Epitaffio a un genocidio: so di non sapere

Camminando, tra felci, il lisco e il brusco, sull’acropoli di Atene, sta Socrate al fresco. Al fresco delle fronde s’accorse che il mare veniva increspato da coccinelle marronio così sembravano.

Allungando il collo, a recchie ritte oltre le fronde, rimirando al meglio la lontananza dell’orizzonte, capì che non di insetti si trattava. Ma di dorata armata venuta ad approdar le sponde, da Dario armati fino ai denti.

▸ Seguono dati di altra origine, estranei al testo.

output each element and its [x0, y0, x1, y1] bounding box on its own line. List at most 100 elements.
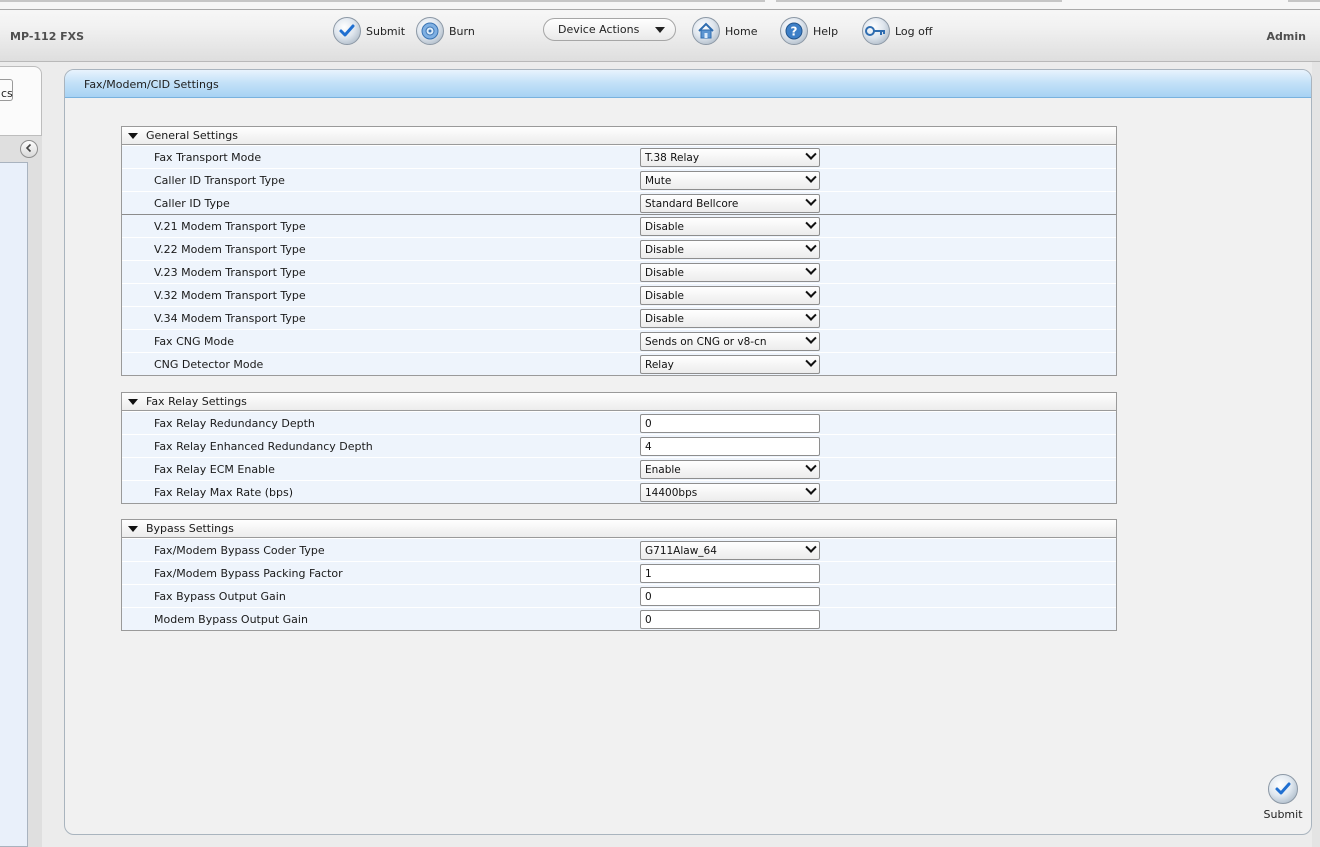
bypass-settings-header[interactable]: Bypass Settings: [122, 520, 1116, 538]
v22-modem-transport-type-select[interactable]: Disable: [640, 240, 820, 259]
field-label: Caller ID Type: [154, 197, 230, 210]
cng-detector-mode-select[interactable]: Relay: [640, 355, 820, 374]
modem-bypass-output-gain-input[interactable]: [640, 610, 820, 629]
chevron-down-icon: [805, 483, 817, 495]
fax-bypass-output-gain-row: Fax Bypass Output Gain: [122, 584, 1116, 607]
logoff-button[interactable]: Log off: [862, 16, 932, 46]
fax-bypass-output-gain-input[interactable]: [640, 587, 820, 606]
submit-button[interactable]: Submit: [333, 16, 405, 46]
fax-cng-mode-row: Fax CNG Mode Sends on CNG or v8-cn: [122, 329, 1116, 352]
bypass-coder-type-select[interactable]: G711Alaw_64: [640, 541, 820, 560]
field-label: Fax Relay Enhanced Redundancy Depth: [154, 440, 373, 453]
general-settings-header[interactable]: General Settings: [122, 127, 1116, 145]
product-name: MP-112 FXS: [10, 30, 85, 43]
select-value: Disable: [645, 313, 684, 325]
nav-tab-label: cs: [1, 87, 13, 100]
v21-modem-transport-type-select[interactable]: Disable: [640, 217, 820, 236]
chevron-down-icon: [805, 194, 817, 206]
navigation-tree-panel[interactable]: [0, 162, 28, 847]
field-label: Modem Bypass Output Gain: [154, 613, 308, 626]
right-scroll-edge: [1312, 62, 1320, 847]
select-value: Standard Bellcore: [645, 198, 739, 210]
field-label: Caller ID Transport Type: [154, 174, 285, 187]
nav-tab[interactable]: cs: [0, 66, 42, 136]
select-value: Sends on CNG or v8-cn: [645, 336, 767, 348]
logoff-button-label: Log off: [895, 24, 933, 38]
fax-relay-ecm-enable-select[interactable]: Enable: [640, 460, 820, 479]
chevron-down-icon: [805, 541, 817, 553]
help-icon: ?: [780, 17, 808, 45]
caller-id-type-select[interactable]: Standard Bellcore: [640, 194, 820, 213]
page-title: Fax/Modem/CID Settings: [84, 78, 219, 91]
chevron-down-icon: [805, 263, 817, 275]
burn-button-label: Burn: [449, 24, 475, 38]
bypass-settings-section: Bypass Settings Fax/Modem Bypass Coder T…: [121, 519, 1117, 631]
check-icon: [1268, 774, 1298, 804]
collapse-nav-button[interactable]: [20, 140, 38, 158]
field-label: Fax Relay ECM Enable: [154, 463, 275, 476]
chevron-down-icon: [805, 309, 817, 321]
help-button[interactable]: ? Help: [780, 16, 838, 46]
select-value: 14400bps: [645, 487, 698, 499]
field-label: V.21 Modem Transport Type: [154, 220, 306, 233]
fax-relay-settings-section: Fax Relay Settings Fax Relay Redundancy …: [121, 392, 1117, 504]
bypass-coder-type-row: Fax/Modem Bypass Coder Type G711Alaw_64: [122, 538, 1116, 561]
page-submit-button[interactable]: Submit: [1261, 774, 1305, 824]
top-toolbar: MP-112 FXS Submit Burn Device Actions Ho…: [0, 0, 1320, 62]
fax-relay-redundancy-depth-row: Fax Relay Redundancy Depth: [122, 411, 1116, 434]
v32-modem-transport-type-row: V.32 Modem Transport Type Disable: [122, 283, 1116, 306]
svg-text:?: ?: [791, 25, 798, 39]
fax-transport-mode-select[interactable]: T.38 Relay: [640, 148, 820, 167]
page-header: Fax/Modem/CID Settings: [65, 70, 1311, 98]
field-label: Fax Transport Mode: [154, 151, 262, 164]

Sentì lo sciabordio dell’onda e il risciacquar dei remi, che di spada di punta tonda rifletteva il sole anche sugli elmi.

Riflettendo sul celato assai evidente, di spostamento di popolo prepotente, sussultò su quella banale storia di gente. Banale perché armata e poi già vista finanche addove il Cristo deciderà poi di porre casa, poi detta Gaza. 

Frattanto coi calzari in acque salate approdano gli elmi dorati, così fregiati di schiavi in catene, di lividi pieni le gambe e le schiene. Sulle spalle un tiranno su dorata poltrona, Socrate guarda, pensa e lo scruta, quell’enorme potere gli piega la nuca, il mortale s’avvale di schiavi e di guerra per nascondere la sua idiozia ch’è  ignoranza non sapienzia. 

Sapere o non sapere, si chiede Socrate, farebbe differenza insieme al potere? 

E questo è quello che so di non sapere.